Science Fiction: The Bellwether of Society

Like everyone who works at the library, I like to read. I’ve even been accused of reading cereal boxes if there’s nothing around (very true). I do read widely across the spectrum, but if I were forced to choose one genre above all to read it would be science fiction. Saying that conjures visions of ray guns, space ships and galactic empires. Eyes will often roll, but the same can be said of clichéd mysteries, some badly written novels and an endless parade of pulpy romance books. Everyone’s neural popcorn is different and even I skip from the erudite to the just plain fun. So why do I like it so much?

If we look at a well written novel, it is generally set in the time period it was written unless it is classified as historical. So Dickens is the 19th Century, Henry James the early 20th and John Irving, our current time frame. We can all relate to ourselves and our society very easily as we read. Topics are generally a mirror of society; customs and norms and relationships, both tragic and euphoric. While this is a bit of pigeonholing, it is the basic gist of fiction.

But what about writing the possible future? That’s the role of science fiction. A well-written book also deals with the human side and often shows that no matter where in the future it is set, human relationships are still important. Like any good work of fiction, if you can’t relate to the characters, why read it?

What makes science fiction different from mainstream fiction are the technological predictions of what the future will hold for humanity. Science fiction has been around for far longer than people would imagine with a lot of argument on which writings were the earliest. However, if we start with active speculation of what the future holds with a basis in science and technology, the 19th century would be the starting point with Mary Shelley, Jules Verne on into H.G.Wells. Each of these authors wrote in the first century of the Industrial Revolution and their writing reflects society’s unease with the effects of Industry.

In 1926 Amazing Stories was launched by Hugo Gernsback’s Experimenter Publishing. It was the first magazine devoted solely to science fiction. With that, science fiction became available to the mass market. Over the decades, more magazines followed; Galaxy, Weird Stories, Planet Stories and more. Looking at these stories shows the fears of society through the years – alien invasions, Armageddon, nuclear war, mutants – as well as their hopes and curiosity – rockets to the planets, galactic empires, better life through technology. Wikipedia’s timeline of science fiction is an excellent view of how science fiction reflects society. It lists publications of works alongside major technological events in history, and it’s pretty eye-opening.

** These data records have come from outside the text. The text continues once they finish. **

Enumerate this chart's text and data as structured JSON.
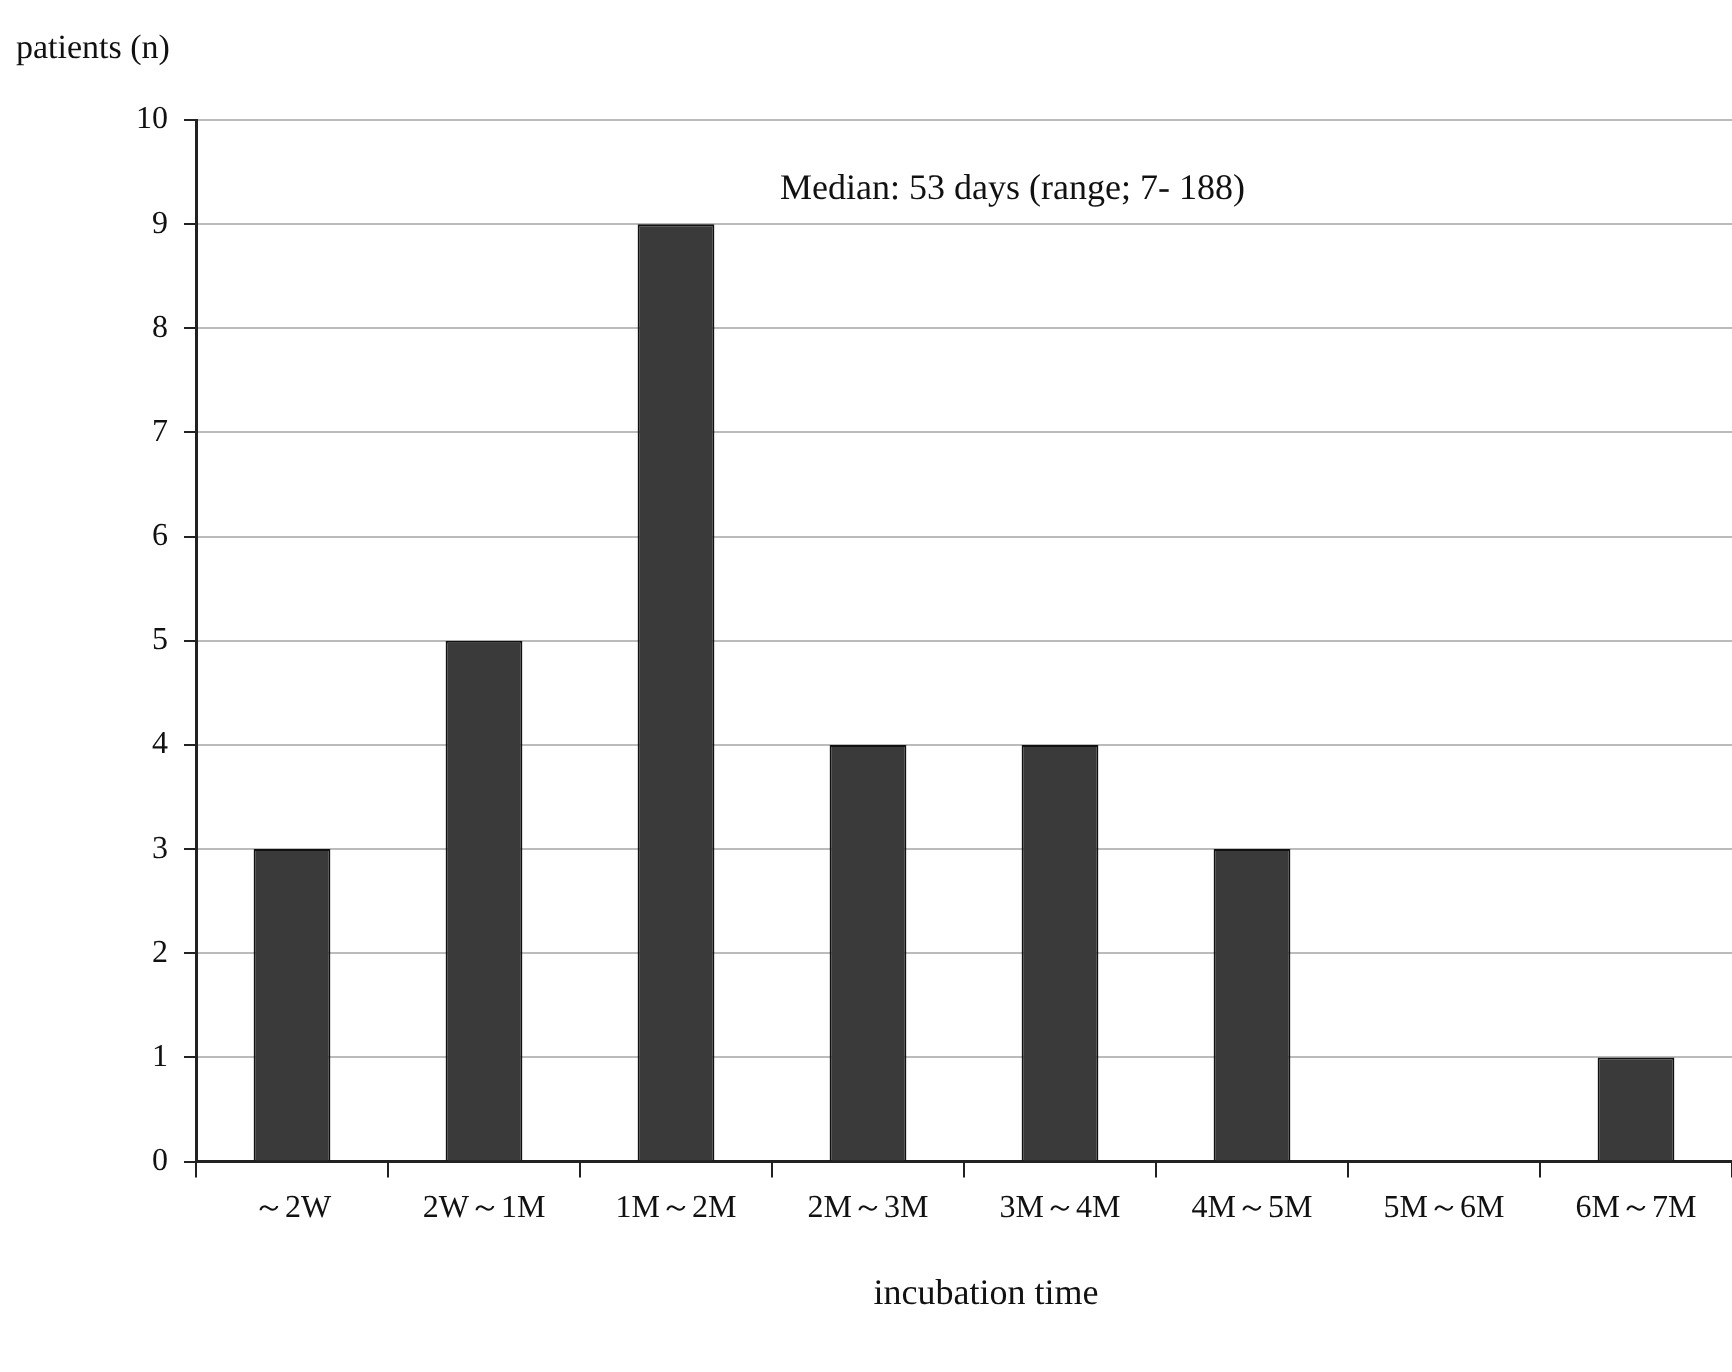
{
  "chart_data": {
    "type": "bar",
    "ylabel": "patients (n)",
    "xlabel": "incubation time",
    "categories": [
      "～2W",
      "2W～1M",
      "1M～2M",
      "2M～3M",
      "3M～4M",
      "4M～5M",
      "5M～6M",
      "6M～7M"
    ],
    "values": [
      3,
      5,
      9,
      4,
      4,
      3,
      0,
      1
    ],
    "color": "#3a3a3a",
    "ylim": [
      0,
      10
    ],
    "yticks": [
      0,
      1,
      2,
      3,
      4,
      5,
      6,
      7,
      8,
      9,
      10
    ],
    "grid": "y",
    "annotations": [
      "Median: 53 days (range; 7- 188)"
    ]
  }
}
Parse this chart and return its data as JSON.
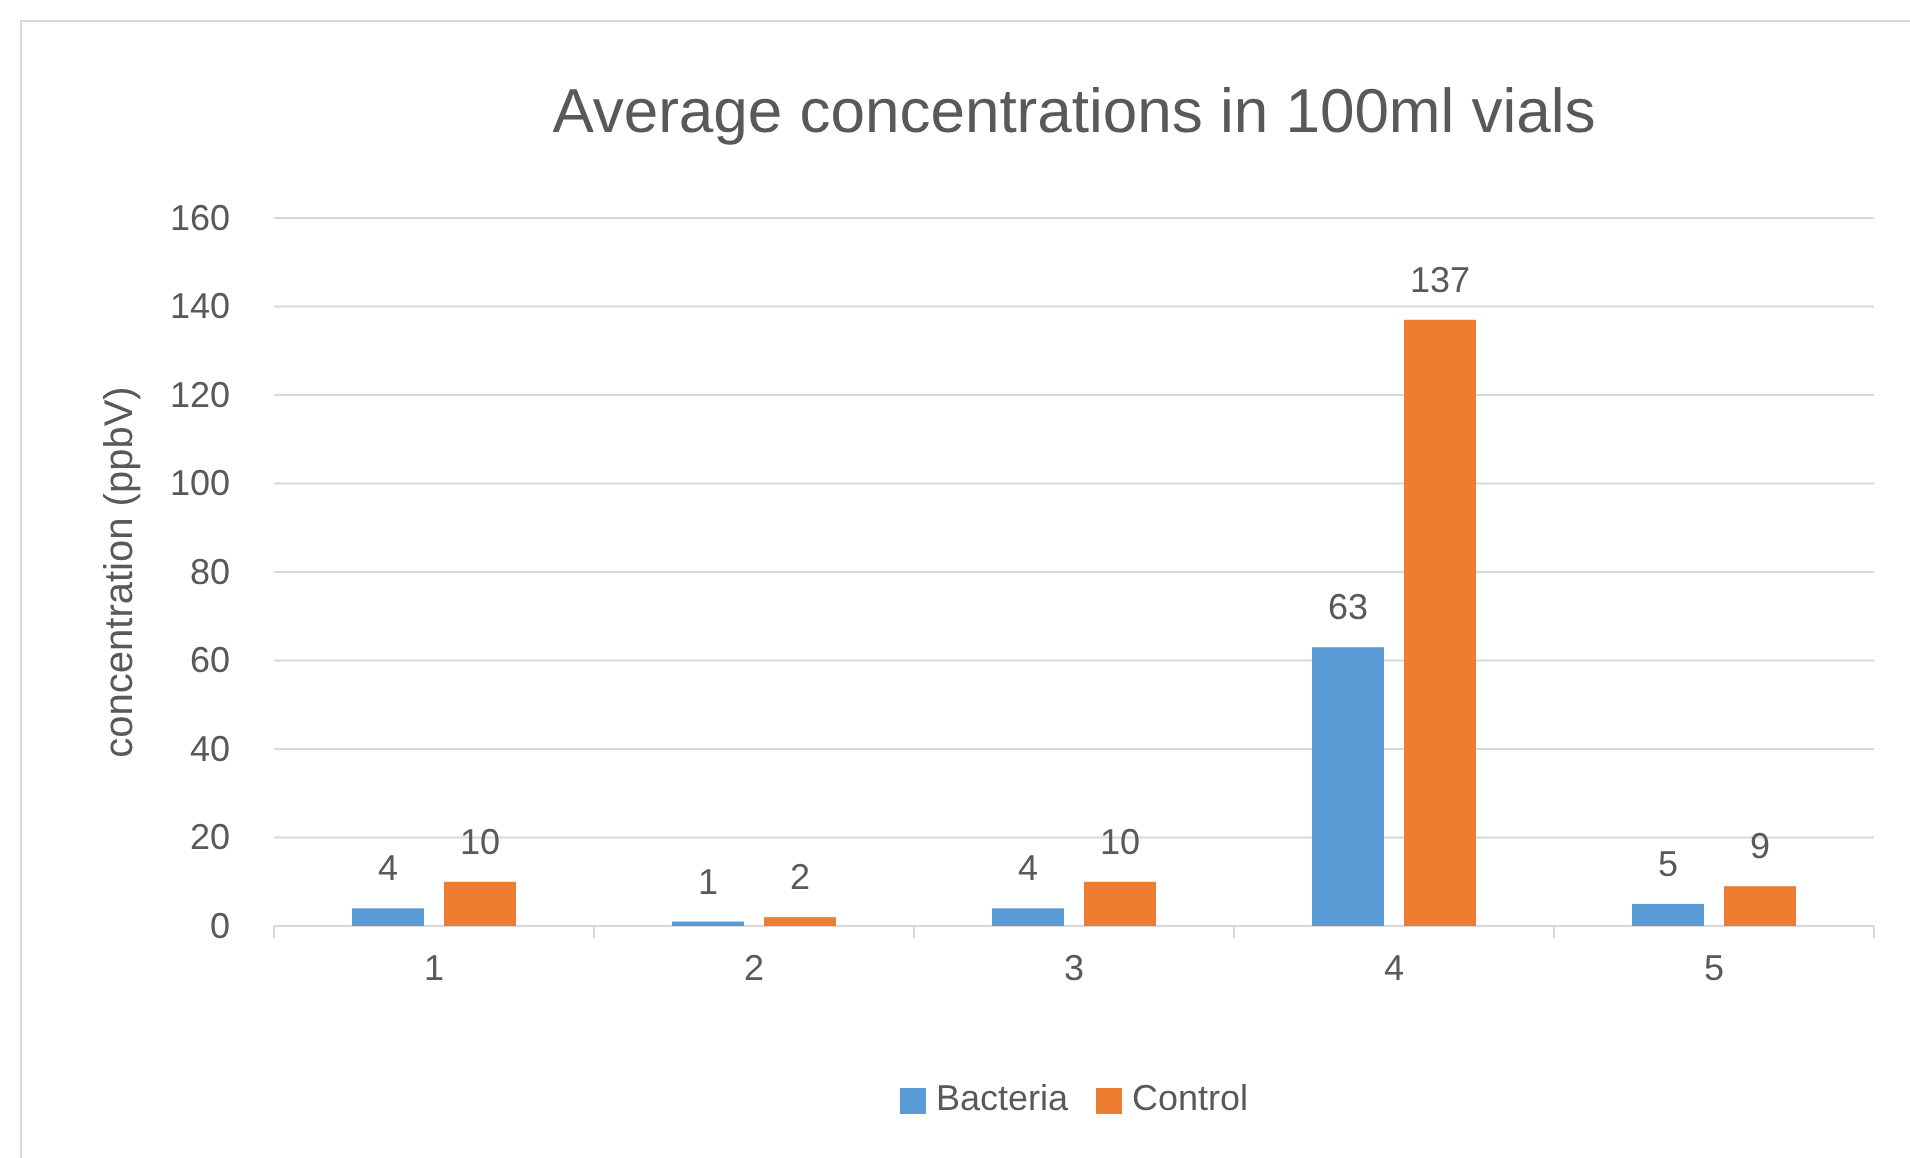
{
  "chart_data": {
    "type": "bar",
    "title": "Average concentrations in 100ml vials",
    "ylabel": "concentration (ppbV)",
    "categories": [
      "1",
      "2",
      "3",
      "4",
      "5"
    ],
    "series": [
      {
        "name": "Bacteria",
        "color": "#5b9bd5",
        "values": [
          4,
          1,
          4,
          63,
          5
        ]
      },
      {
        "name": "Control",
        "color": "#ed7d31",
        "values": [
          10,
          2,
          10,
          137,
          9
        ]
      }
    ],
    "ylim": [
      0,
      160
    ],
    "yticks": [
      0,
      20,
      40,
      60,
      80,
      100,
      120,
      140,
      160
    ],
    "grid": "y",
    "legend": "bottom",
    "data_labels": true
  }
}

Science fiction also has been adapted to films that shouldn’t be overlooked. From the films of the 1950s through 2001: A Space Odyssey to the Star Wars saga. Not to mention all of the TV series such as Star Trek that many of us grew up watching regularly.

So cozy up to your favorite library, find some good Sci-Fi reads and great films and blast your way into the future. Happy Voyaging!


“Course heading, Captain?”

“Second star to the right and straight on ’til morning.”